評価:60/100
公開日 | 2000年1月22日 |
上映時間 | 94分 |
映画の概要
この作品は、貴志祐介デビュー作であるホラー小説『十三番目の人格 ISOLA』の実写版です。
原作小説は阪神・淡路大震災の被災者でもある貴志祐介さん自身の被災体験を踏まえて書かれており、映画版もホラー映画というジャンルにしては非常に硬派でおふざけなしの誠実な作風です。
阪神・淡路大震災直後の被災地を丁寧に再現し、本当に震災直後に見えるなど、原作小説に登場する景色や建物の再現度はかなり高めで、原作を読んでいるとより満足度が上がります。
しかし、原作小説からミステリーのオチにあたる部分の理解に必要な情報だけを抜き出し強引に話をまとめているため、ただ話の筋が分かるだけで原作で面白かった箇所はほぼ全て消え失せており、映画だけ見ても何も面白くはありません。
原作の内容を削り過ぎてなんの味もしなくなった映画版
映画の冒頭から驚かされるのは、阪神・淡路大震災の直後という原作小説の設定に説得力を持たせる瓦礫が散乱する崩壊した街の景色でした。
しっかり震災の直後に見える街並みや避難所以外も、原作小説に出てくる非常に重要な場所である地震で五階部分が潰れた大学の建物内部もかなり忠実に再現されており、そこまで潤沢な予算があるわけでもないのに絵的にはかなり豪華に見えます。
ただ、正直セットの作り込み以外の部分は、2000年に公開された映画なりの古くささが目立ちます。
CGの技術が今と比べ劣るのは仕方ないとしても、恐怖シーンになる度にしつこく鳴る下品なSEの使い方や、同じく何かある度に役者に対してダサいズームを多用する撮影、今見るとどこかぎこちない編集リズムなど、単純な映像作品としてはあまり魅力を感じません。
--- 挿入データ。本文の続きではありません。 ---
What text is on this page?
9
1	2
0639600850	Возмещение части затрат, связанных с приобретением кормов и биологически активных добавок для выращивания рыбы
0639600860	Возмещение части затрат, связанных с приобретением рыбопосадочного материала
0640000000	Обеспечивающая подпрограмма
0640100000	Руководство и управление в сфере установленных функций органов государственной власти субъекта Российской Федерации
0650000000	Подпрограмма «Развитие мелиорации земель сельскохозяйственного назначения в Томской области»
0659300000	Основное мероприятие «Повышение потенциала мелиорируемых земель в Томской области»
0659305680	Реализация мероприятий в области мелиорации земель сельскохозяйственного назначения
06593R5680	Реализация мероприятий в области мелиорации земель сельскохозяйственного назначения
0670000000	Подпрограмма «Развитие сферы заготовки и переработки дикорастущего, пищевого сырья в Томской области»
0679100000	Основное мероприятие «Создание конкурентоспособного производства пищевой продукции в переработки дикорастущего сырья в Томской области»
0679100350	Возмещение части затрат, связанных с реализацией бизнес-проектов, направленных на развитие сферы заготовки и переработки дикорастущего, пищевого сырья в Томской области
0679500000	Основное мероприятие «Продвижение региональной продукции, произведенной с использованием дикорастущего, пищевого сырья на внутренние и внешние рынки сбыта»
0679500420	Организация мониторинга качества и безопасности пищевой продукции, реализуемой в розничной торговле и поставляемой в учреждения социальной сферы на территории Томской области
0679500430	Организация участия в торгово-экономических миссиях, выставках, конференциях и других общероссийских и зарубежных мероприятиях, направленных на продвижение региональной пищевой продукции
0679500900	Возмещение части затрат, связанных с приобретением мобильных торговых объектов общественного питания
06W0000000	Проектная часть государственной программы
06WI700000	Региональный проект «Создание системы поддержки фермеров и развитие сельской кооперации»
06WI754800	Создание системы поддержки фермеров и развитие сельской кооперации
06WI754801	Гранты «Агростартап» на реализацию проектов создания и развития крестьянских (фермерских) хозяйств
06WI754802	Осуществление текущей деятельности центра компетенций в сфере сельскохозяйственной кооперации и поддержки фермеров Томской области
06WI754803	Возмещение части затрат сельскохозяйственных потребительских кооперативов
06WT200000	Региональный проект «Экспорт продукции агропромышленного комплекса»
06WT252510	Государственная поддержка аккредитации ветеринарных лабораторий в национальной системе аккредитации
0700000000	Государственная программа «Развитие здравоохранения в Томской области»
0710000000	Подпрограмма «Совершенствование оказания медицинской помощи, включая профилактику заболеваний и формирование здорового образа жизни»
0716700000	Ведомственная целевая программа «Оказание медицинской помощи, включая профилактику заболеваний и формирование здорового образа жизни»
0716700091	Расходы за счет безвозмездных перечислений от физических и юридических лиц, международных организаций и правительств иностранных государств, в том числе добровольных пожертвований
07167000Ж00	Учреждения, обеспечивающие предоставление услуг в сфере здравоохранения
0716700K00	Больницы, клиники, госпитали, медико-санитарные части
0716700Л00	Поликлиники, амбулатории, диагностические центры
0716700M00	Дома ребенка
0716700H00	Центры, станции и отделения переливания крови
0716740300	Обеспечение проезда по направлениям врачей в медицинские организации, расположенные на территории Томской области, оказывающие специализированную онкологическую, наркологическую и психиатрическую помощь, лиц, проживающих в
しかし、水谷監督のクセなのか、本筋とほぼ何の関係もない、震災のショックで太平洋戦争の記憶がフラッシュバックした老人が見る戦場の風景を少しだけ挟んだり、ストーリー上重要となる『雨月物語』を説明するためだけに別個にサイレント映画風の映像(VHSなのにアスペクト比が16:9なのが変)を作っていたりと、そこに映像素材を用意しても作品的には別段なんの影響もないという箇所にわざわざ手作りの映像を挟みたがる無駄な凝り具合は若干笑ってしまいました。
全体的に映像部分は可もなく不可もなくといった程度のものですが、本作最大の問題は脚本です。
原作の優れた部分をすくい取るのではなく、ミステリーのオチにあたる部分を理解するためだけに必要最低限の情報だけを拾ってコンパクトに並べるという手法を取っているため、ハッキリ言って映画版は一切面白味がありません。
ISOLAという凶悪な人格を持つ多重人格の少女とのカウンセリングを通した心の交流やそれを利用したミスリードも無くなり、かなりぶっ飛んだオチに説得力を持たせるため必至となる説明も全て取っ払われと、ただひたすらオチに向かって一直線に進むだけの紆余曲折が皆無な話し運びで面白がる余地が一つも存在しません。
特にカウンセリングという行為は、多重人格の少女の中にいるISOLAの正体を突き止めるという目的以外にも、被災者の心をケアし寄り添うというテーマ性にもそのまま繋がっているため、この部分を大幅に削ってしまっている映画版は原作に比べると遙かに物足りなく感じてしまいます。
最後に
ここまでオチに関係しない人物や情報を全て排してしまうと、もはやミステリーにならないというか、逆にミステリーって大量の無駄な情報やミスリードによって面白さが生じているんだなと改めて考えさせられるような映画でした。
原作小説を読んでいれば最低限ダイジェスト版として見ることができ、小説に登場した場所を本当にセットを作って再現しているという感動がありますが、映画だけ見たら多重人格の少女にまったく役割がなく、面白さは皆無な出来です。